Время от времени Тариэл ловил себя на мысли, что думает о своем странном сне и о недавней нелепой встрече — как же это он обознался! Азамат появлялся перед его главами с насмешливой улыбкой: что — не вышло? Азамату только дай повод: будет опять трепаться на каждом углу, как тогда, когда Тариэл выступил на бюро райкома против того, чтобы Азамата приняли в партию. Каждому встречному жаловался историк: блюститель порядка, член бюро райкома, а с пережитками прошлого — мстит, мол, за дядьку. Разумеется, не болтовни Азамата остерегался Тариэл на сей раз — он не желал посвящать Татарханова-младшего в сокровенную тайну: никогда, никому не говорил Тариэл о том, что не теряет надежду найти однажды Амирхана и рассчитаться с ним за все. И за мать, и за Алексея Викторовича Соколова.
К открытому окну, у которого стоял Тариэл, подбежал возбужденный подросток:
— Дядя Тариэл, скорее! Они убьют друг друга.
…Никто уже не помнит, как и когда началась нелепая вражда между родными Махара Зангиева, водителя комбината, и Асхата Аргуданова, молодого чабана. Этого не помнят даже их родители и родственники, живущие по обе стороны одной улицы. Кому-то, однако, понадобилось снова поссорить двух парней, чтобы возобновить вражду, расстроить назревающее сватовство Махара к сестре Асхата, семнадцатилетней Заире.

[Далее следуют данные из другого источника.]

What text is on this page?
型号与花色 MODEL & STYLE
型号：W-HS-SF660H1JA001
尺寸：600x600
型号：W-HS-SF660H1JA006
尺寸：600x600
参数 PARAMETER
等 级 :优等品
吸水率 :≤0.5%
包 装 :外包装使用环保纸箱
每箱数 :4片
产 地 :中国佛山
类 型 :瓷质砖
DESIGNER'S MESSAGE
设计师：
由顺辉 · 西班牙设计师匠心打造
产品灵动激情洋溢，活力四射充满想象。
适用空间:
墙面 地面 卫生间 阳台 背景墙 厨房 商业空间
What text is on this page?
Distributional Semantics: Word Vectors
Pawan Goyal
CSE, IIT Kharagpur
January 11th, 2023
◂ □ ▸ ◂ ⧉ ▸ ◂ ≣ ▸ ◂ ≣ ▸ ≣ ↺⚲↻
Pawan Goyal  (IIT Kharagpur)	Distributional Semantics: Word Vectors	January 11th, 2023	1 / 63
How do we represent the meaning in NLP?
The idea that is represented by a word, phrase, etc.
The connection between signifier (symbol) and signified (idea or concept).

Асхат, пожалуй, не вспомнит, кто передал ему обидные слова, оброненные якобы Махаром: пусть, мол, за честь посчитают кабардинцы, что придет сватать их дочь осетин… Но не это важным было для оскорбленного до глубины души Асхата: трепался ли сосед языком, или именно так высказывался Махар, — выяснять не стал.
— Это мы еще посмотрим! Кто кого будет добиваться. И кто останется с носом, — кипел Асхат; краснощекое и без того лицо его наливалось багровым цветом. — Я, кабардинец, тебе, осетину, покажу, как нужно уважать наша горские обычаи. У ног будешь ползать. Не видеть тебе моей сестры, как собственных ушей.